Aunque el Día Internacional de la Mujer puso nuevamente el tema sobre la mesa, los datos confirman que la inclusión financiera femenina sigue siendo uno de los grandes pendientes económicos en México. De acuerdo con cifras de la Comisión Nacional Bancaria y de Valores (CNBV), alrededor del 73% de las mujeres cuenta con al menos un producto financiero, mientras que entre los hombres la proporción alcanza 81%, lo que refleja una brecha de ocho puntos porcentuales.
La Encuesta Nacional de Inclusión Financiera (ENIF) muestra que el acceso de las mujeres a servicios financieros ha mejorado en los últimos años. En 2021, solo 61.9% de las mujeres tenía algún producto financiero, cifra que aumentó a 72.8% en 2024. Sin embargo, el indicador aún se mantiene por debajo del 80.9% registrado entre los hombres, especialmente en productos como cuentas de nómina, ahorro formal o instrumentos contratados por internet.
Especialistas señalan que la digitalización financiera podría acelerar el cierre de esta brecha. El acceso a aplicaciones de inversión y ahorro desde el celular ha comenzado a democratizar herramientas que antes estaban reservadas para perfiles financieros más especializados.
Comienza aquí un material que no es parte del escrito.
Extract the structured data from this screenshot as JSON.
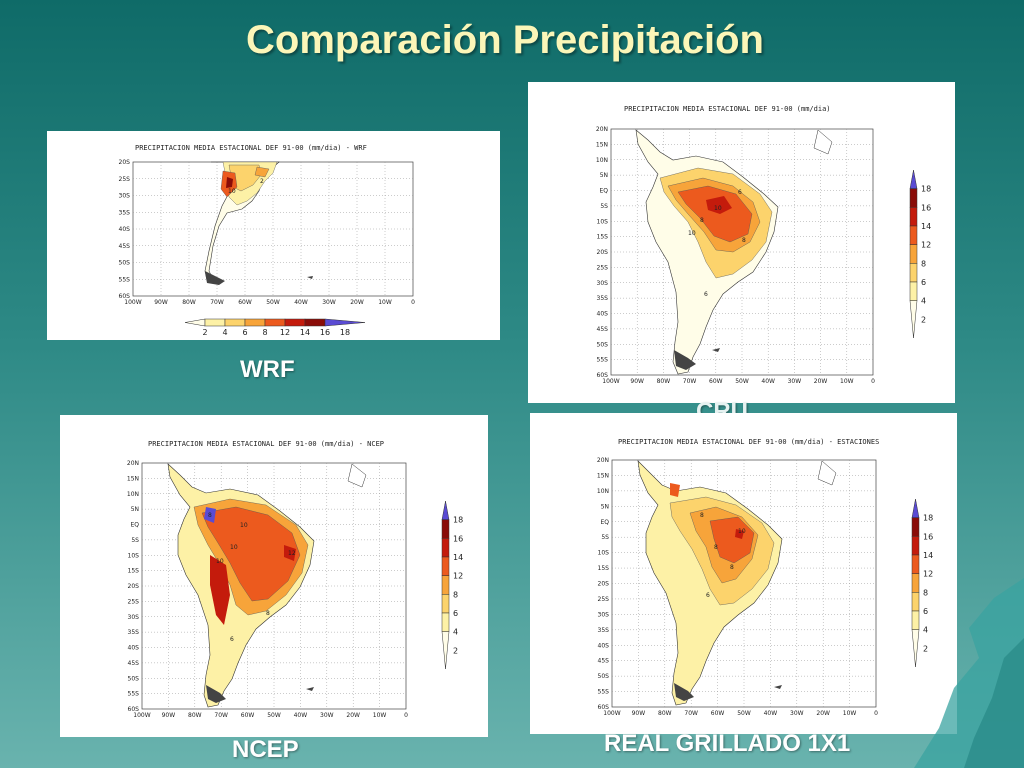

Plataformas como Finamex, por ejemplo, permiten invertir directamente desde el móvil en instrumentos como +Cetes a seis meses, con rendimientos cercanos al 10% anual, lo que abre nuevas oportunidades para que más mujeres participen en el sistema financiero.
Reducir la brecha financiera no solo fortalece la autonomía económica femenina, también impulsa el ahorro, el emprendimiento y la estabilidad económica del país.